Neil Arias, abogada de Tlachinollan, asegura que ocurren más casos de suicidio de los que están registrados, que la Secretaría de Salud contabiliza entre 2013 y 2017 en 354. Cimitrio Guerrero, director de Educación Media Superior a Distancia (Emsad) en Zilacayotitlán, cree saber por qué. “El herbicida —dice—, no tarda más de tres horas en hacer efecto. Si quieres llegar a Tlapa —donde está el Hospital General más o menos equipado— para atenderte no llegas, te mueres en el camino. O cuando llegas, llegas demasiado tarde y ya no tienes remedio”.
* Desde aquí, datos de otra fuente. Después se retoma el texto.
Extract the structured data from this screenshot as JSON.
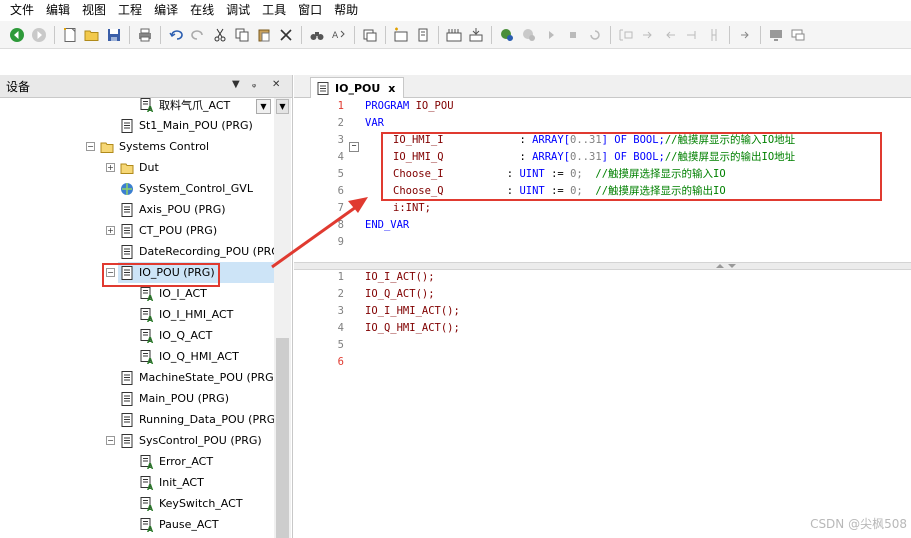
{
  "menu": [
    "文件",
    "编辑",
    "视图",
    "工程",
    "编译",
    "在线",
    "调试",
    "工具",
    "窗口",
    "帮助"
  ],
  "toolbar_icons": [
    "back-icon",
    "forward-icon",
    "new-icon",
    "open-icon",
    "save-icon",
    "print-icon",
    "undo-icon",
    "redo-icon",
    "cut-icon",
    "copy-icon",
    "paste-icon",
    "delete-icon",
    "find-icon",
    "replace-icon",
    "window-icon",
    "add-object-icon",
    "device-icon",
    "build-icon",
    "download-icon",
    "login-icon",
    "logout-icon",
    "run-icon",
    "stop-icon",
    "reset-icon",
    "breakpoint-icon",
    "step-over-icon",
    "step-into-icon",
    "step-out-icon",
    "cursor-icon",
    "more-icon",
    "screen-icon",
    "chat-icon"
  ],
  "panel": {
    "title": "设备",
    "pin": "⊕",
    "close": "✕"
  },
  "tree": [
    {
      "label": "取料气爪_ACT",
      "icon": "action"
    },
    {
      "label": "St1_Main_POU (PRG)",
      "icon": "pou"
    },
    {
      "label": "Systems Control",
      "icon": "folder",
      "expander": "−"
    },
    {
      "label": "Dut",
      "icon": "folder",
      "expander": "+"
    },
    {
      "label": "System_Control_GVL",
      "icon": "gvl"
    },
    {
      "label": "Axis_POU (PRG)",
      "icon": "pou"
    },
    {
      "label": "CT_POU (PRG)",
      "icon": "pou",
      "expander": "+"
    },
    {
      "label": "DateRecording_POU (PRG)",
      "icon": "pou"
    },
    {
      "label": "IO_POU (PRG)",
      "icon": "pou",
      "expander": "−",
      "selected": true
    },
    {
      "label": "IO_I_ACT",
      "icon": "action"
    },
    {
      "label": "IO_I_HMI_ACT",
      "icon": "action"
    },
    {
      "label": "IO_Q_ACT",
      "icon": "action"
    },
    {
      "label": "IO_Q_HMI_ACT",
      "icon": "action"
    },
    {
      "label": "MachineState_POU (PRG)",
      "icon": "pou"
    },
    {
      "label": "Main_POU (PRG)",
      "icon": "pou"
    },
    {
      "label": "Running_Data_POU (PRG)",
      "icon": "pou"
    },
    {
      "label": "SysControl_POU (PRG)",
      "icon": "pou",
      "expander": "−"
    },
    {
      "label": "Error_ACT",
      "icon": "action"
    },
    {
      "label": "Init_ACT",
      "icon": "action"
    },
    {
      "label": "KeySwitch_ACT",
      "icon": "action"
    },
    {
      "label": "Pause_ACT",
      "icon": "action"
    }
  ],
  "editor": {
    "tab_label": "IO_POU",
    "tab_close": "x",
    "decl_line_numbers": [
      "1",
      "2",
      "3",
      "4",
      "5",
      "6",
      "7",
      "8",
      "9"
    ],
    "impl_line_numbers": [
      "1",
      "2",
      "3",
      "4",
      "5",
      "6"
    ],
    "impl_code": [
      "IO_I_ACT();",
      "IO_Q_ACT();",
      "IO_I_HMI_ACT();",
      "IO_Q_HMI_ACT();",
      "",
      ""
    ]
  },
  "decl": {
    "program_kw": "PROGRAM",
    "program_name": "IO_POU",
    "var_kw": "VAR",
    "l3_name": "IO_HMI_I",
    "l3_colon": ":",
    "l3_type_a": "ARRAY[",
    "l3_range": "0..31",
    "l3_type_b": "] OF BOOL;",
    "l3_comment": "//触摸屏显示的输入IO地址",
    "l4_name": "IO_HMI_Q",
    "l4_colon": ":",
    "l4_type_a": "ARRAY[",
    "l4_range": "0..31",
    "l4_type_b": "] OF BOOL;",
    "l4_comment": "//触摸屏显示的输出IO地址",
    "l5_name": "Choose_I",
    "l5_colon": ":",
    "l5_type": "UINT",
    "l5_assign": ":=",
    "l5_val": "0;",
    "l5_comment": "//触摸屏选择显示的输入IO",
    "l6_name": "Choose_Q",
    "l6_colon": ":",
    "l6_type": "UINT",
    "l6_assign": ":=",
    "l6_val": "0;",
    "l6_comment": "//触摸屏选择显示的输出IO",
    "l7": "i:INT;",
    "end_var": "END_VAR"
  },
  "watermark": "CSDN @尖枫508",
  "colors": {
    "annotation_red": "#e03a30",
    "keyword": "#0000ff",
    "identifier": "#800000",
    "comment": "#008000"
  }
}
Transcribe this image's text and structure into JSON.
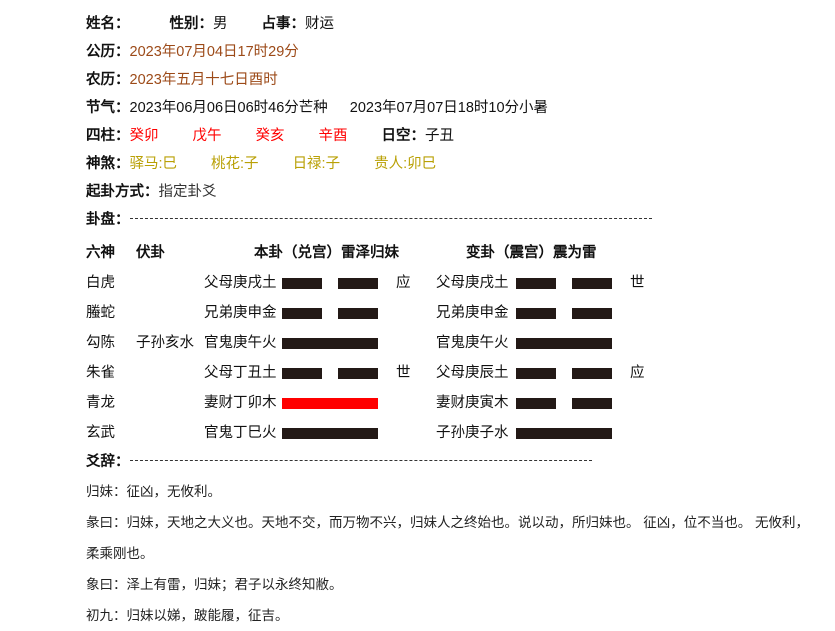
{
  "header": {
    "name_label": "姓名：",
    "name_value": "",
    "gender_label": "性别：",
    "gender_value": "男",
    "topic_label": "占事：",
    "topic_value": "财运",
    "solar_label": "公历：",
    "solar_value": "2023年07月04日17时29分",
    "lunar_label": "农历：",
    "lunar_value": "2023年五月十七日酉时",
    "jieqi_label": "节气：",
    "jieqi_value_1": "2023年06月06日06时46分芒种",
    "jieqi_value_2": "2023年07月07日18时10分小暑",
    "sizhu_label": "四柱：",
    "sizhu_pillars": [
      "癸卯",
      "戊午",
      "癸亥",
      "辛酉"
    ],
    "rikong_label": "日空：",
    "rikong_value": "子丑",
    "shensha_label": "神煞：",
    "shensha_items": [
      "驿马:巳",
      "桃花:子",
      "日禄:子",
      "贵人:卯巳"
    ],
    "qigua_label": "起卦方式：",
    "qigua_value": "指定卦爻",
    "guapan_label": "卦盘："
  },
  "hexagram": {
    "col_liushen": "六神",
    "col_fugua": "伏卦",
    "col_bengua": "本卦（兑宫）雷泽归妹",
    "col_biangua": "变卦（震宫）震为雷",
    "rows": [
      {
        "liushen": "白虎",
        "fugua": "",
        "ben_name": "父母庚戌土",
        "ben_type": "broken",
        "ben_changing": false,
        "ben_mark": "应",
        "bian_name": "父母庚戌土",
        "bian_type": "broken",
        "bian_mark": "世"
      },
      {
        "liushen": "螣蛇",
        "fugua": "",
        "ben_name": "兄弟庚申金",
        "ben_type": "broken",
        "ben_changing": false,
        "ben_mark": "",
        "bian_name": "兄弟庚申金",
        "bian_type": "broken",
        "bian_mark": ""
      },
      {
        "liushen": "勾陈",
        "fugua": "子孙亥水",
        "ben_name": "官鬼庚午火",
        "ben_type": "solid",
        "ben_changing": false,
        "ben_mark": "",
        "bian_name": "官鬼庚午火",
        "bian_type": "solid",
        "bian_mark": ""
      },
      {
        "liushen": "朱雀",
        "fugua": "",
        "ben_name": "父母丁丑土",
        "ben_type": "broken",
        "ben_changing": false,
        "ben_mark": "世",
        "bian_name": "父母庚辰土",
        "bian_type": "broken",
        "bian_mark": "应"
      },
      {
        "liushen": "青龙",
        "fugua": "",
        "ben_name": "妻财丁卯木",
        "ben_type": "solid",
        "ben_changing": true,
        "ben_mark": "",
        "bian_name": "妻财庚寅木",
        "bian_type": "broken",
        "bian_mark": ""
      },
      {
        "liushen": "玄武",
        "fugua": "",
        "ben_name": "官鬼丁巳火",
        "ben_type": "solid",
        "ben_changing": false,
        "ben_mark": "",
        "bian_name": "子孙庚子水",
        "bian_type": "solid",
        "bian_mark": ""
      }
    ]
  },
  "yaoci": {
    "label": "爻辞：",
    "lines": [
      "归妹：征凶，无攸利。",
      "彖曰：归妹，天地之大义也。天地不交，而万物不兴，归妹人之终始也。说以动，所归妹也。 征凶，位不当也。 无攸利，柔乘刚也。",
      "象曰：泽上有雷，归妹；君子以永终知敝。",
      "初九：归妹以娣，跛能履，征吉。"
    ]
  },
  "colors": {
    "brown": "#9C4A18",
    "red": "#FF0000",
    "gold": "#B9A005",
    "line": "#231916"
  }
}
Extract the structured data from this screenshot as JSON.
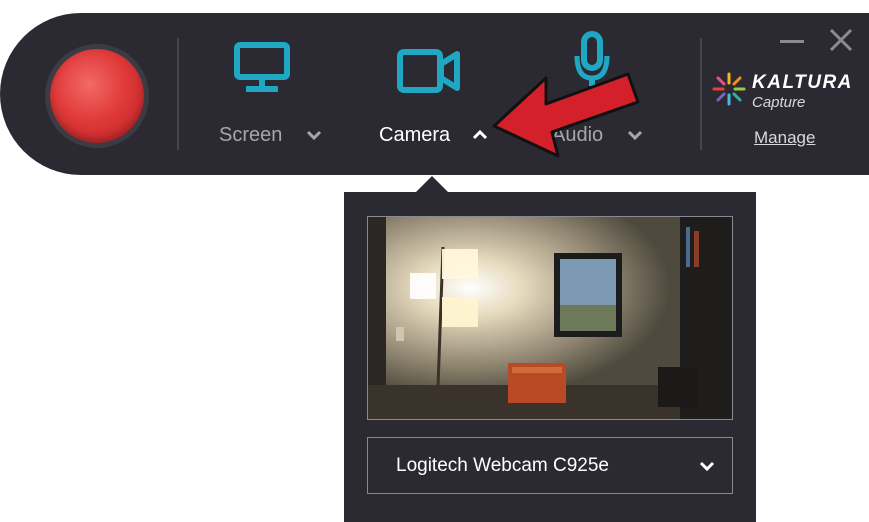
{
  "toolbar": {
    "screen_label": "Screen",
    "camera_label": "Camera",
    "audio_label": "Audio",
    "accent_color": "#1fa7c4",
    "record_color": "#e03a3a"
  },
  "brand": {
    "name": "KALTURA",
    "product": "Capture",
    "manage_label": "Manage"
  },
  "camera_popup": {
    "device_selected": "Logitech Webcam C925e"
  },
  "icons": {
    "screen": "monitor-icon",
    "camera": "video-camera-icon",
    "audio": "microphone-icon",
    "minimize": "minimize-icon",
    "close": "close-icon"
  }
}
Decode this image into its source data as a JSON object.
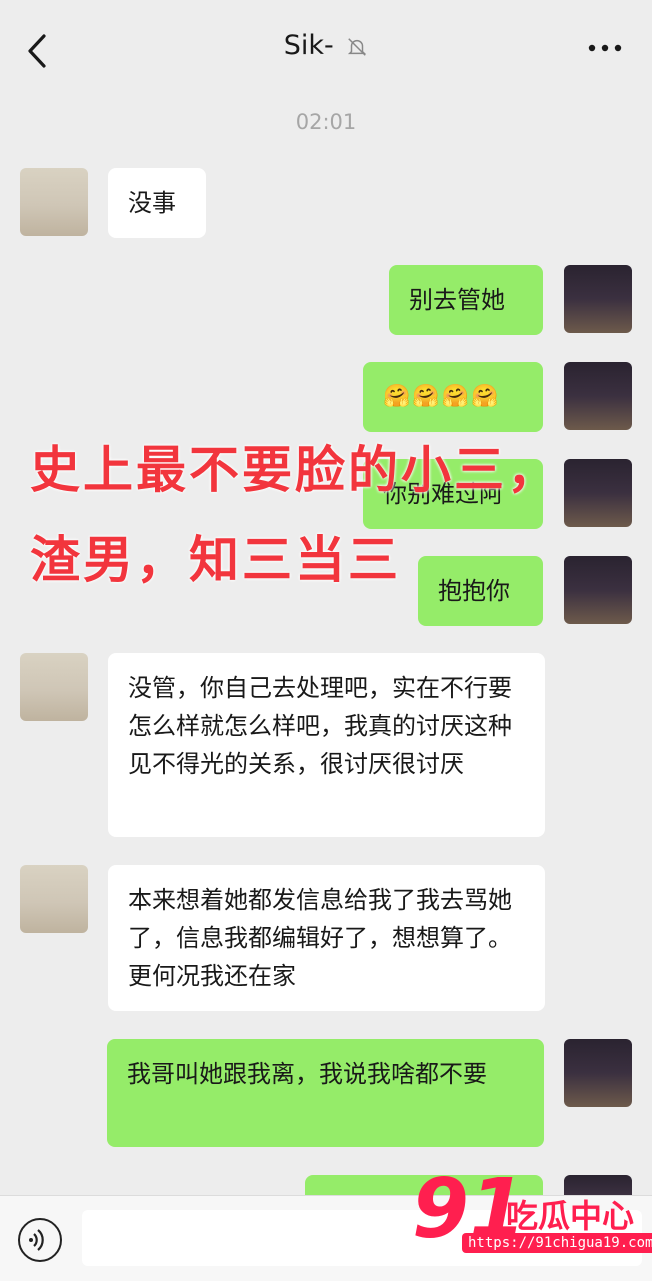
{
  "header": {
    "title": "Sik-",
    "muted_icon": "bell-off-icon",
    "back_icon": "chevron-left-icon",
    "more_icon": "ellipsis-icon"
  },
  "timestamp": "02:01",
  "messages": [
    {
      "side": "left",
      "text": "没事"
    },
    {
      "side": "right",
      "text": "别去管她"
    },
    {
      "side": "right",
      "text": "🤗🤗🤗🤗"
    },
    {
      "side": "right",
      "text": "你别难过阿"
    },
    {
      "side": "right",
      "text": "抱抱你"
    },
    {
      "side": "left",
      "text": "没管，你自己去处理吧，实在不行要怎么样就怎么样吧，我真的讨厌这种见不得光的关系，很讨厌很讨厌"
    },
    {
      "side": "left",
      "text": "本来想着她都发信息给我了我去骂她了，信息我都编辑好了，想想算了。更何况我还在家"
    },
    {
      "side": "right",
      "text": "我哥叫她跟我离，我说我啥都不要"
    }
  ],
  "overlay": {
    "line1": "史上最不要脸的小三，",
    "line2": "渣男，知三当三"
  },
  "watermark": {
    "number": "91",
    "name": "吃瓜中心",
    "url": "https://91chigua19.com"
  },
  "composer": {
    "voice_icon": "voice-icon"
  },
  "colors": {
    "background": "#ededed",
    "bubble_self": "#95ec69",
    "bubble_other": "#ffffff",
    "overlay_text": "#f2353d",
    "watermark": "#ff1f4f"
  }
}
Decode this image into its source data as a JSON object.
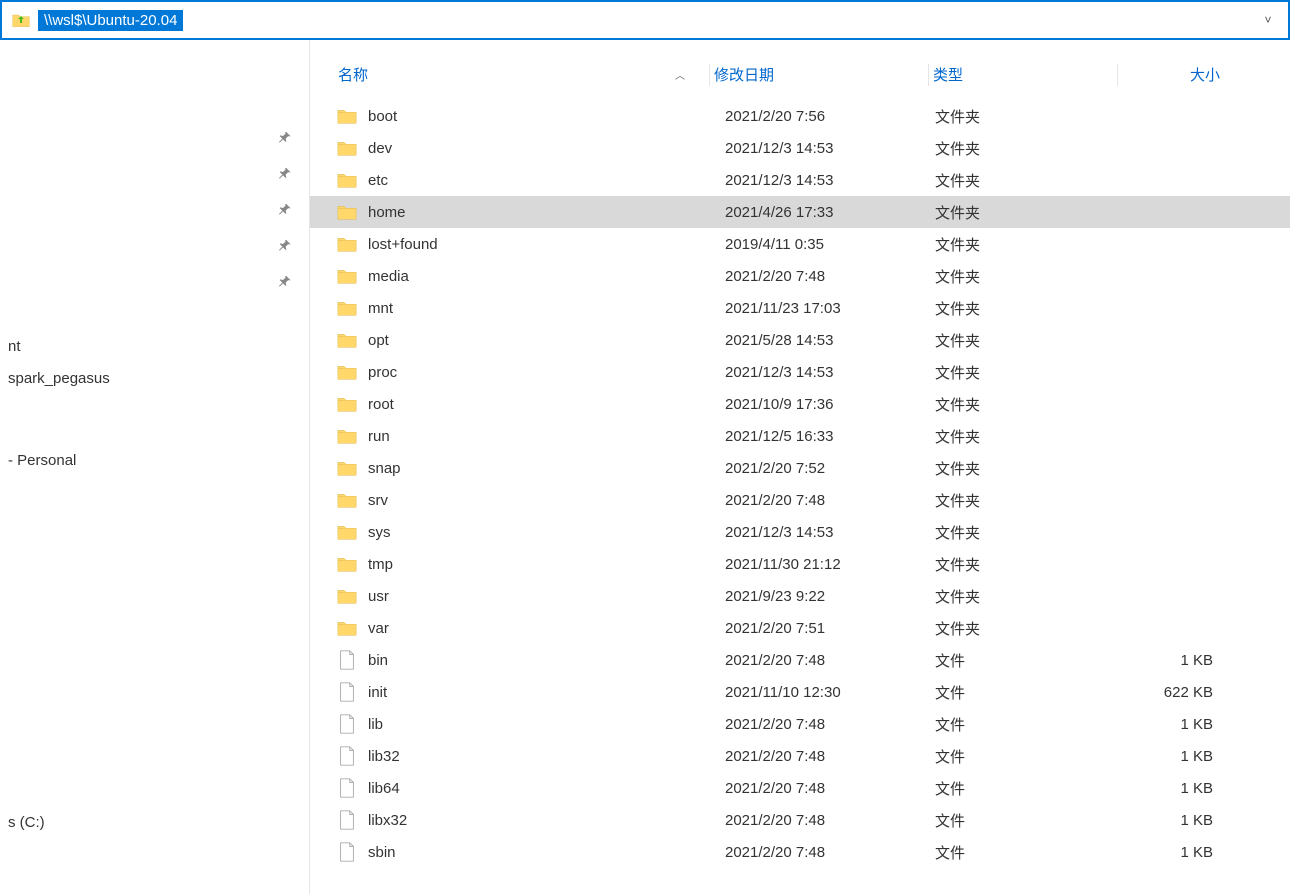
{
  "addressbar": {
    "path": "\\\\wsl$\\Ubuntu-20.04"
  },
  "columns": {
    "name": "名称",
    "date": "修改日期",
    "type": "类型",
    "size": "大小"
  },
  "sidebar": {
    "item0": "nt",
    "item1": "spark_pegasus",
    "item2": "- Personal",
    "item3": "s (C:)"
  },
  "type_labels": {
    "folder": "文件夹",
    "file": "文件"
  },
  "selected_index": 3,
  "files": [
    {
      "name": "boot",
      "date": "2021/2/20 7:56",
      "type": "文件夹",
      "size": "",
      "kind": "folder"
    },
    {
      "name": "dev",
      "date": "2021/12/3 14:53",
      "type": "文件夹",
      "size": "",
      "kind": "folder"
    },
    {
      "name": "etc",
      "date": "2021/12/3 14:53",
      "type": "文件夹",
      "size": "",
      "kind": "folder"
    },
    {
      "name": "home",
      "date": "2021/4/26 17:33",
      "type": "文件夹",
      "size": "",
      "kind": "folder"
    },
    {
      "name": "lost+found",
      "date": "2019/4/11 0:35",
      "type": "文件夹",
      "size": "",
      "kind": "folder"
    },
    {
      "name": "media",
      "date": "2021/2/20 7:48",
      "type": "文件夹",
      "size": "",
      "kind": "folder"
    },
    {
      "name": "mnt",
      "date": "2021/11/23 17:03",
      "type": "文件夹",
      "size": "",
      "kind": "folder"
    },
    {
      "name": "opt",
      "date": "2021/5/28 14:53",
      "type": "文件夹",
      "size": "",
      "kind": "folder"
    },
    {
      "name": "proc",
      "date": "2021/12/3 14:53",
      "type": "文件夹",
      "size": "",
      "kind": "folder"
    },
    {
      "name": "root",
      "date": "2021/10/9 17:36",
      "type": "文件夹",
      "size": "",
      "kind": "folder"
    },
    {
      "name": "run",
      "date": "2021/12/5 16:33",
      "type": "文件夹",
      "size": "",
      "kind": "folder"
    },
    {
      "name": "snap",
      "date": "2021/2/20 7:52",
      "type": "文件夹",
      "size": "",
      "kind": "folder"
    },
    {
      "name": "srv",
      "date": "2021/2/20 7:48",
      "type": "文件夹",
      "size": "",
      "kind": "folder"
    },
    {
      "name": "sys",
      "date": "2021/12/3 14:53",
      "type": "文件夹",
      "size": "",
      "kind": "folder"
    },
    {
      "name": "tmp",
      "date": "2021/11/30 21:12",
      "type": "文件夹",
      "size": "",
      "kind": "folder"
    },
    {
      "name": "usr",
      "date": "2021/9/23 9:22",
      "type": "文件夹",
      "size": "",
      "kind": "folder"
    },
    {
      "name": "var",
      "date": "2021/2/20 7:51",
      "type": "文件夹",
      "size": "",
      "kind": "folder"
    },
    {
      "name": "bin",
      "date": "2021/2/20 7:48",
      "type": "文件",
      "size": "1 KB",
      "kind": "file"
    },
    {
      "name": "init",
      "date": "2021/11/10 12:30",
      "type": "文件",
      "size": "622 KB",
      "kind": "file"
    },
    {
      "name": "lib",
      "date": "2021/2/20 7:48",
      "type": "文件",
      "size": "1 KB",
      "kind": "file"
    },
    {
      "name": "lib32",
      "date": "2021/2/20 7:48",
      "type": "文件",
      "size": "1 KB",
      "kind": "file"
    },
    {
      "name": "lib64",
      "date": "2021/2/20 7:48",
      "type": "文件",
      "size": "1 KB",
      "kind": "file"
    },
    {
      "name": "libx32",
      "date": "2021/2/20 7:48",
      "type": "文件",
      "size": "1 KB",
      "kind": "file"
    },
    {
      "name": "sbin",
      "date": "2021/2/20 7:48",
      "type": "文件",
      "size": "1 KB",
      "kind": "file"
    }
  ]
}
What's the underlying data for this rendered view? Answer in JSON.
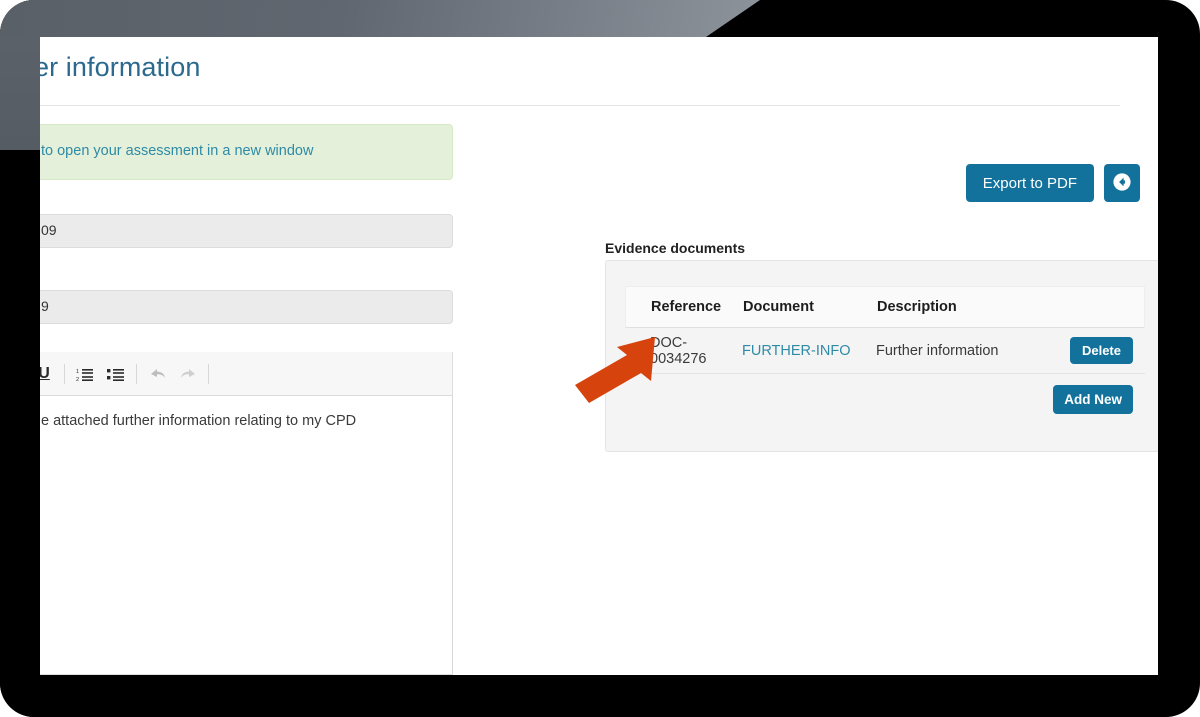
{
  "page": {
    "title": "er information"
  },
  "alert": {
    "text": "to open your assessment in a new window"
  },
  "form": {
    "fields": [
      {
        "name": "field-1",
        "value": "09"
      },
      {
        "name": "field-2",
        "value": "9"
      }
    ]
  },
  "editor": {
    "toolbar": [
      {
        "name": "underline-icon",
        "label": "U"
      },
      {
        "name": "ordered-list-icon",
        "label": ""
      },
      {
        "name": "unordered-list-icon",
        "label": ""
      },
      {
        "name": "undo-icon",
        "label": ""
      },
      {
        "name": "redo-icon",
        "label": ""
      }
    ],
    "content": "e attached further information relating to my CPD"
  },
  "actions": {
    "export_label": "Export to PDF",
    "back_icon": "arrow-circle-left-icon"
  },
  "evidence": {
    "section_label": "Evidence documents",
    "columns": [
      "Reference",
      "Document",
      "Description"
    ],
    "rows": [
      {
        "reference": "DOC-0034276",
        "document": "FURTHER-INFO",
        "description": "Further information",
        "delete_label": "Delete"
      }
    ],
    "add_new_label": "Add New"
  },
  "annotation": {
    "arrow_color": "#d6430d",
    "direction": "up-right"
  },
  "colors": {
    "accent": "#12729c",
    "title": "#2b6a8e",
    "link": "#2e8ba6",
    "alert_bg": "#e4f0d9",
    "panel_bg": "#f4f4f4",
    "frame": "#000000",
    "banner": "#5a6067"
  }
}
—Y la familia prefiere ahorrarse el trámite —dice—. Ir, llegar al hospital, significa que se avise al Ministerio Público para que haga el papeleo y traslade el cadáver a la morgue de Chilpancingo. Traerlo de allá, a casi diez horas de distancia, ahorrarse toda esa burocracia para que se entregue el cuerpo de un ser querido; es comprensible que no se avise de estas muertes.
Y tiene que ser. Zilacayotitlán, en el municipio de Atlamajalcingo del Monte, está a poco más de tres horas en coche de Tlapa, en medio de bosques de niebla y caminos bifurcados y destrozados por la temporada de lluvias. Los estudiantes del Emsad, 60 muchachos me’phaa, la mayoría mujeres de 15 a 18 años, juegan volibol en el patio de la escuela que no es sino un edificio de dos plantas y tres aulas. A 2 mil 240 metros de altura el frío de las 10:30 de la mañana es una cortina gélida que golpea la cara y lastima hasta los dientes. Los chicos parecen no sentirlo. Corren tras la pelota como si estuvieran en el trópico, al pie de una alberca.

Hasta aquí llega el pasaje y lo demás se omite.